Risques
Avec une offensive cruciale en cours dans le nord de
l’Iraq contre Al-Qaëda, et une stabilisation politique
loin d’être acquise, la « transition » envisagée en Iraq
en 2008 par le président George W. Bush s’annonce pleine
de risques.
Depuis des semaines, les troupes américaines et l’armée
iraqienne sont engagées dans une vaste opération contre
les affiliés d’Al-Qaëda en Iraq qui se sont regroupés
dans des régions septentrionales après avoir été
refoulés de Bagdad et de l’ouest du pays. Mais plusieurs
récents attentats meurtriers à Mossoul (370 km au nord
de Bagdad) ont démontré que les extrémistes étaient
encore en mesure d’agir. Face aux menaces des groupes
hostiles au gouvernement de Bagdad (dominé par les
chiites) et à la présence américaine, les responsables
militaires iraqiens ont admis récemment qu’ils avaient
encore des progrès à réaliser.
Le
ministre de la Défense, Abdel-Kader Jassem Mohamed, a
reconnu que la sécurité de Mossoul était mal assurée, et
que les unités déployées dans cette ville, considérée
dorénavant comme le « centre de gravité » d’Al-Qaëda en
Iraq, en perdaient le contrôle chaque soir lorsqu’elles
regagnaient leurs campements. Ces faiblesses avouées
sont d’autant plus inquiétantes que l’aptitude des
forces iraqiennes à assurer la stabilité est présentée
par le président Bush comme la condition pour la
programmation d’un retrait américain.
Quelque 30 000 soldats, venus en renfort à partir de
février 2007, devraient avoir quitté le théâtre iraqien
pour juillet 2008, mais une nouvelle réduction du
contingent américain dépend de la capacité de l’armée et
de la police iraqiennes à garantir la paix civile. La «
transition » vers une nouvelle phase de la stratégie
américaine envisagée par Bush va s’appuyer encore après
juillet sur la présence en Iraq de 130 000 soldats.
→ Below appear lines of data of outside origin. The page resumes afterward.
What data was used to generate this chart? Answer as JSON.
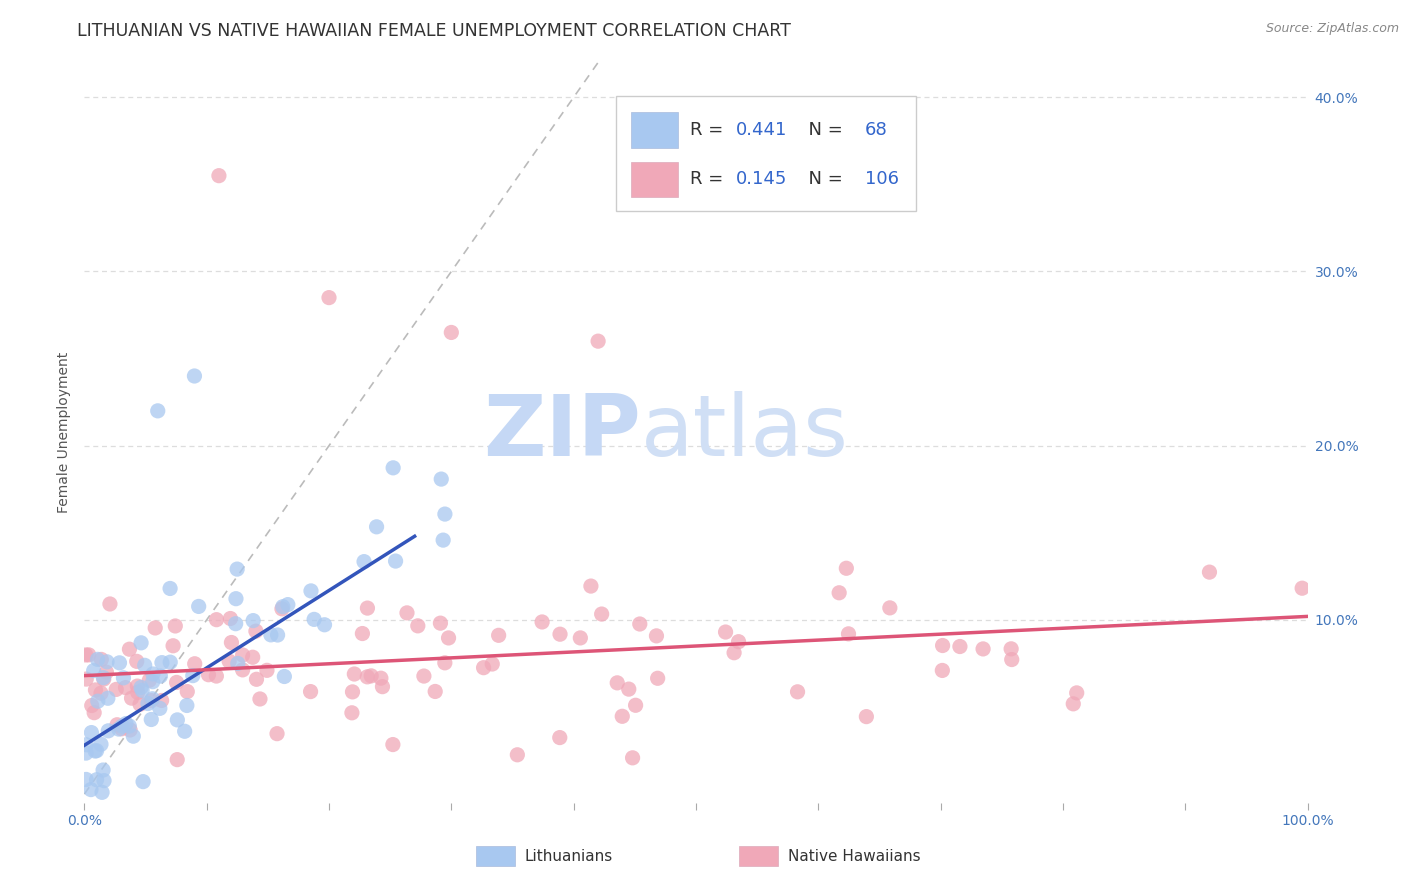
{
  "title": "LITHUANIAN VS NATIVE HAWAIIAN FEMALE UNEMPLOYMENT CORRELATION CHART",
  "source": "Source: ZipAtlas.com",
  "ylabel": "Female Unemployment",
  "xlim": [
    0,
    1.0
  ],
  "ylim": [
    -0.005,
    0.42
  ],
  "ytick_right_labels": [
    "40.0%",
    "30.0%",
    "20.0%",
    "10.0%"
  ],
  "ytick_right_values": [
    0.4,
    0.3,
    0.2,
    0.1
  ],
  "ytick_left_values": [
    0.1,
    0.2,
    0.3,
    0.4
  ],
  "watermark_zip": "ZIP",
  "watermark_atlas": "atlas",
  "watermark_color": "#c5d8f5",
  "legend_R1": "0.441",
  "legend_N1": "68",
  "legend_R2": "0.145",
  "legend_N2": "106",
  "legend_text_color": "#3366cc",
  "legend_label_color": "#333333",
  "color_lit": "#a8c8f0",
  "color_haw": "#f0a8b8",
  "trend_lit_color": "#3355bb",
  "trend_haw_color": "#dd5577",
  "bg_color": "#ffffff",
  "grid_color": "#dddddd",
  "diag_color": "#bbbbbb",
  "title_fontsize": 12.5,
  "axis_label_fontsize": 10,
  "tick_fontsize": 10,
  "legend_fontsize": 13,
  "bottom_legend_label1": "Lithuanians",
  "bottom_legend_label2": "Native Hawaiians"
}
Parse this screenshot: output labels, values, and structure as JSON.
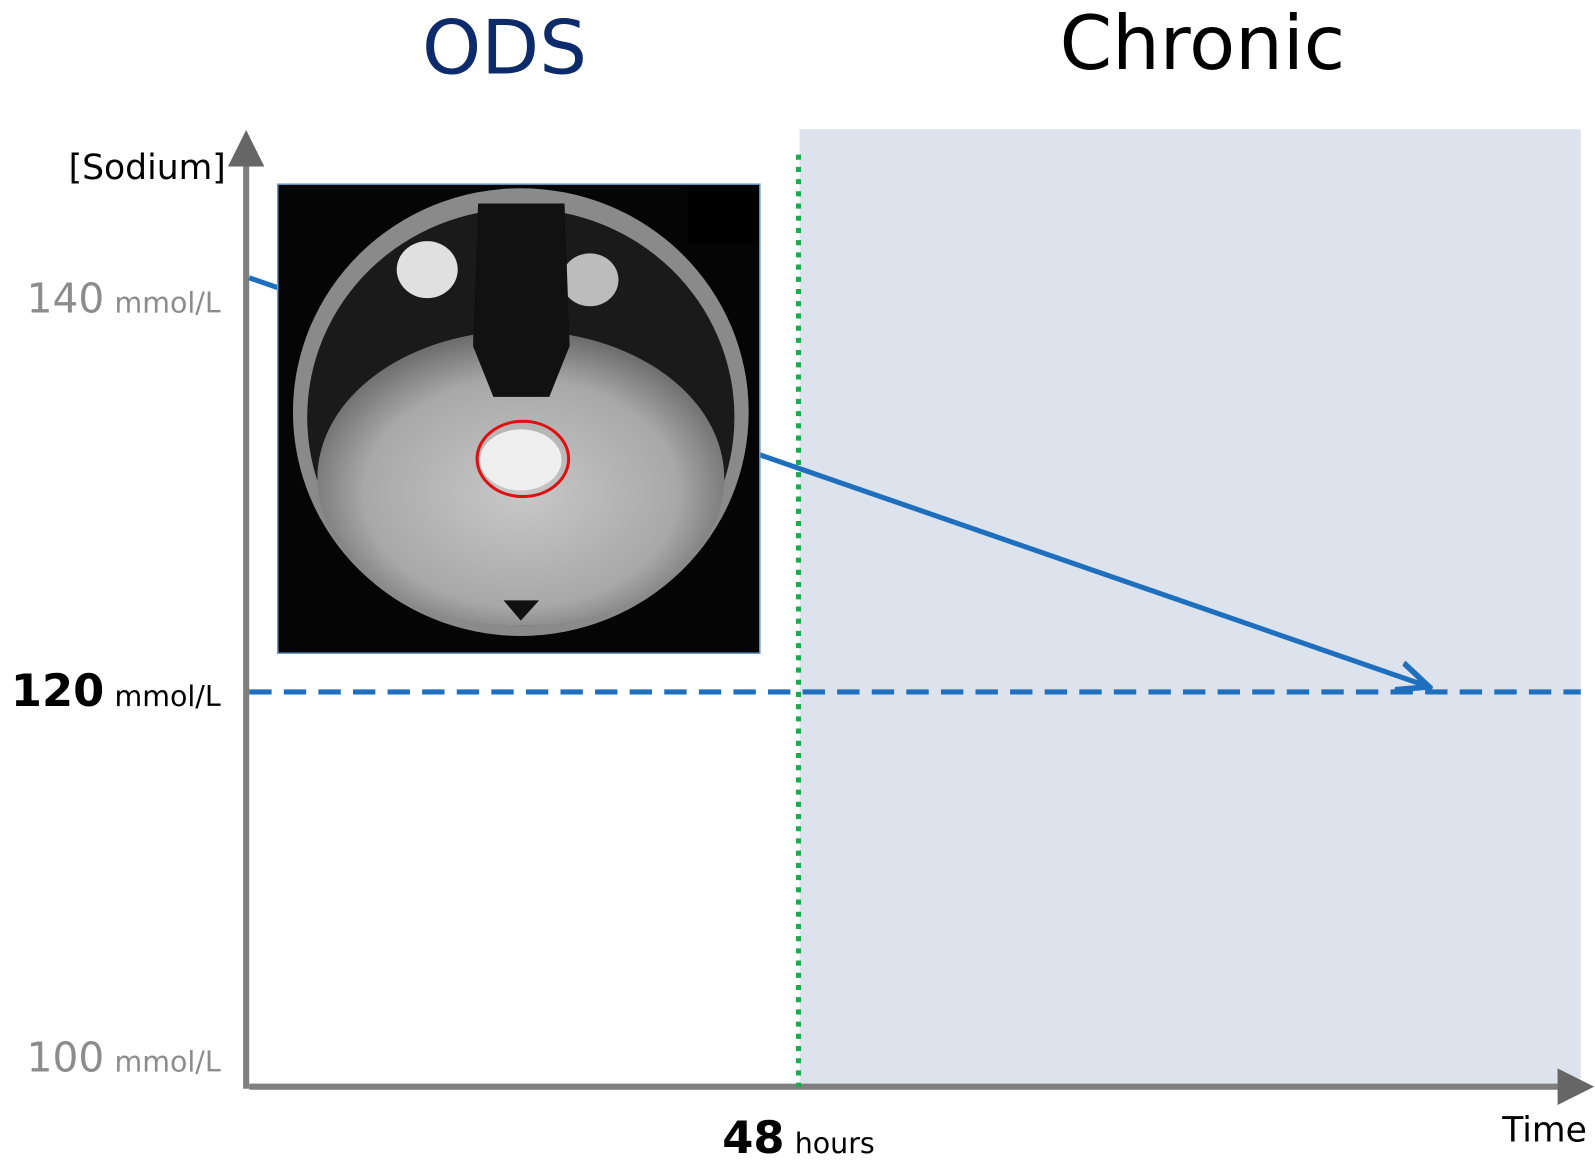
{
  "headings": {
    "left": "ODS",
    "right": "Chronic"
  },
  "y_axis": {
    "label": "[Sodium]",
    "ticks": [
      {
        "number": 140,
        "unit": "mmol/L"
      },
      {
        "number": 120,
        "unit": "mmol/L"
      },
      {
        "number": 100,
        "unit": "mmol/L"
      }
    ]
  },
  "x_axis": {
    "label": "Time",
    "marker": {
      "number": 48,
      "unit": "hours"
    }
  }
}
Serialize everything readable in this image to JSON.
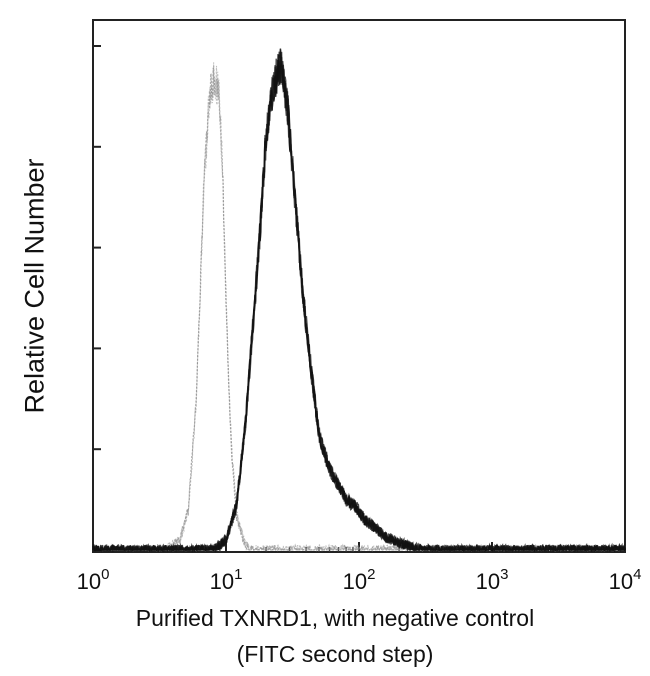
{
  "chart_data": {
    "type": "area",
    "xlabel": [
      "Purified TXNRD1, with negative control",
      "(FITC second step)"
    ],
    "ylabel": "Relative Cell Number",
    "x_scale": "log",
    "xlim": [
      1,
      10000
    ],
    "ylim": [
      0,
      1
    ],
    "x_ticks": [
      {
        "value": 1,
        "base": "10",
        "exp": "0"
      },
      {
        "value": 10,
        "base": "10",
        "exp": "1"
      },
      {
        "value": 100,
        "base": "10",
        "exp": "2"
      },
      {
        "value": 1000,
        "base": "10",
        "exp": "3"
      },
      {
        "value": 10000,
        "base": "10",
        "exp": "4"
      }
    ],
    "y_tick_values": [
      0,
      0.2,
      0.4,
      0.6,
      0.8,
      1.0
    ],
    "series": [
      {
        "style": "negative-control",
        "color": "#8a8a8a",
        "x": [
          3.5,
          4.5,
          5.2,
          6.0,
          6.8,
          7.5,
          8.2,
          8.9,
          9.5,
          10.2,
          11.0,
          12.0,
          13.5,
          15.0
        ],
        "y": [
          0,
          0.02,
          0.08,
          0.3,
          0.72,
          0.9,
          0.94,
          0.9,
          0.72,
          0.42,
          0.2,
          0.07,
          0.02,
          0
        ]
      },
      {
        "style": "txnrd1",
        "color": "#111111",
        "x": [
          8,
          10,
          12,
          14,
          16,
          18,
          20,
          23,
          26,
          29,
          33,
          38,
          44,
          50,
          60,
          70,
          80,
          95,
          110,
          130,
          160,
          200,
          250,
          300
        ],
        "y": [
          0,
          0.02,
          0.09,
          0.25,
          0.45,
          0.63,
          0.82,
          0.93,
          0.96,
          0.88,
          0.7,
          0.5,
          0.35,
          0.23,
          0.16,
          0.13,
          0.1,
          0.085,
          0.06,
          0.045,
          0.025,
          0.015,
          0.006,
          0
        ]
      }
    ]
  }
}
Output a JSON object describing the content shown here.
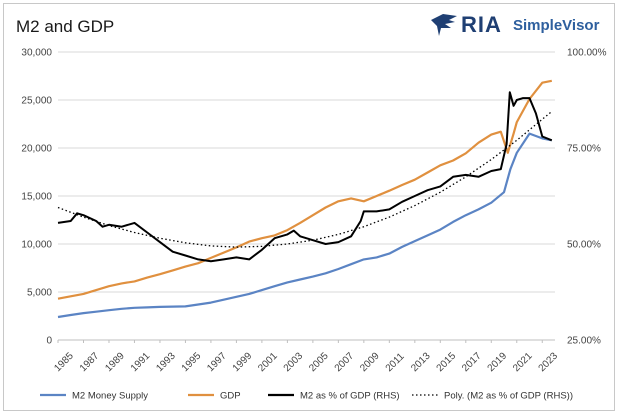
{
  "logo": {
    "brand": "RIA",
    "product": "SimpleVisor"
  },
  "colors": {
    "m2": "#5b84c4",
    "gdp": "#e0903f",
    "ratio": "#000000",
    "trend": "#000000"
  },
  "chart_data": {
    "type": "line",
    "title": "M2 and GDP",
    "x_ticks": [
      "1985",
      "1987",
      "1989",
      "1991",
      "1993",
      "1995",
      "1997",
      "1999",
      "2001",
      "2003",
      "2005",
      "2007",
      "2009",
      "2011",
      "2013",
      "2015",
      "2017",
      "2019",
      "2021",
      "2023"
    ],
    "xlim": [
      1985,
      2024
    ],
    "y_left": {
      "lim": [
        0,
        30000
      ],
      "ticks": [
        "0",
        "5,000",
        "10,000",
        "15,000",
        "20,000",
        "25,000",
        "30,000"
      ]
    },
    "y_right": {
      "lim": [
        0.25,
        1.0
      ],
      "ticks": [
        "25.00%",
        "50.00%",
        "75.00%",
        "100.00%"
      ]
    },
    "legend_position": "bottom",
    "grid": true,
    "series": [
      {
        "name": "M2 Money Supply",
        "axis": "left",
        "style": "solid",
        "x": [
          1985,
          1986,
          1987,
          1988,
          1989,
          1990,
          1991,
          1992,
          1993,
          1994,
          1995,
          1996,
          1997,
          1998,
          1999,
          2000,
          2001,
          2002,
          2003,
          2004,
          2005,
          2006,
          2007,
          2008,
          2009,
          2010,
          2011,
          2012,
          2013,
          2014,
          2015,
          2016,
          2017,
          2018,
          2019,
          2020,
          2020.5,
          2021,
          2022,
          2023,
          2023.75
        ],
        "y": [
          2400,
          2600,
          2800,
          2950,
          3100,
          3250,
          3350,
          3400,
          3450,
          3480,
          3500,
          3700,
          3900,
          4200,
          4500,
          4800,
          5200,
          5600,
          6000,
          6300,
          6600,
          6950,
          7400,
          7900,
          8400,
          8600,
          9000,
          9700,
          10300,
          10900,
          11500,
          12300,
          13000,
          13600,
          14300,
          15400,
          17800,
          19500,
          21500,
          21000,
          20800
        ]
      },
      {
        "name": "GDP",
        "axis": "left",
        "style": "solid",
        "x": [
          1985,
          1986,
          1987,
          1988,
          1989,
          1990,
          1991,
          1992,
          1993,
          1994,
          1995,
          1996,
          1997,
          1998,
          1999,
          2000,
          2001,
          2002,
          2003,
          2004,
          2005,
          2006,
          2007,
          2008,
          2009,
          2010,
          2011,
          2012,
          2013,
          2014,
          2015,
          2016,
          2017,
          2018,
          2019,
          2019.75,
          2020.3,
          2020.75,
          2021,
          2022,
          2023,
          2023.75
        ],
        "y": [
          4300,
          4550,
          4800,
          5200,
          5600,
          5900,
          6100,
          6500,
          6850,
          7250,
          7650,
          8000,
          8550,
          9100,
          9650,
          10250,
          10600,
          10900,
          11450,
          12200,
          13000,
          13800,
          14450,
          14750,
          14450,
          15000,
          15550,
          16150,
          16700,
          17450,
          18200,
          18700,
          19450,
          20550,
          21400,
          21700,
          19500,
          21500,
          22700,
          25100,
          26800,
          27000
        ]
      },
      {
        "name": "M2 as % of GDP (RHS)",
        "axis": "right",
        "style": "solid",
        "x": [
          1985,
          1986,
          1986.5,
          1987,
          1988,
          1988.5,
          1989,
          1990,
          1991,
          1992,
          1993,
          1994,
          1995,
          1996,
          1997,
          1998,
          1999,
          2000,
          2001,
          2002,
          2003,
          2003.5,
          2004,
          2005,
          2006,
          2007,
          2008,
          2008.75,
          2009,
          2010,
          2011,
          2012,
          2013,
          2014,
          2015,
          2016,
          2017,
          2018,
          2019,
          2019.75,
          2020.2,
          2020.45,
          2020.75,
          2021,
          2021.5,
          2022,
          2022.5,
          2023,
          2023.75
        ],
        "y": [
          0.555,
          0.56,
          0.58,
          0.575,
          0.56,
          0.545,
          0.55,
          0.545,
          0.555,
          0.53,
          0.505,
          0.48,
          0.47,
          0.46,
          0.455,
          0.46,
          0.465,
          0.46,
          0.485,
          0.515,
          0.525,
          0.535,
          0.52,
          0.51,
          0.5,
          0.505,
          0.52,
          0.56,
          0.585,
          0.585,
          0.59,
          0.61,
          0.625,
          0.64,
          0.65,
          0.675,
          0.68,
          0.675,
          0.69,
          0.695,
          0.76,
          0.895,
          0.86,
          0.875,
          0.88,
          0.88,
          0.84,
          0.78,
          0.77
        ]
      },
      {
        "name": "Poly. (M2 as % of GDP (RHS))",
        "axis": "right",
        "style": "dotted",
        "x": [
          1985,
          1987,
          1989,
          1991,
          1993,
          1995,
          1997,
          1999,
          2001,
          2003,
          2005,
          2007,
          2009,
          2011,
          2013,
          2015,
          2017,
          2019,
          2021,
          2023,
          2023.75
        ],
        "y": [
          0.595,
          0.57,
          0.548,
          0.53,
          0.515,
          0.503,
          0.495,
          0.492,
          0.494,
          0.5,
          0.51,
          0.525,
          0.545,
          0.57,
          0.6,
          0.635,
          0.675,
          0.72,
          0.77,
          0.825,
          0.845
        ]
      }
    ]
  }
}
Mais, parmi les conditions, autres que militaires, la
réconciliation politique entre chiites, sunnites et
kurdes, est loin d’aller aussi vite que souhaité par
Washington. Le débat autour du budget qui prévoit 48
milliards de dollars de dépenses pour 2008, mais n’est
toujours pas voté, l’a amplement démontré, avec le
gouvernement accusé de mauvaise gestion et les
différents groupes politiques défendant les mesures qui
favorisent leurs communautés.
Enfin, deux conditions déterminantes de l’embellie
sécuritaire récente — la mobilisation financée par les
Américains de groupes d’autodéfense sunnites et la trêve
annoncée jusqu’en février de la plus puissante milice
chiite — restent largement tributaires des gains
politiques qu’elles valent à leurs initiateurs.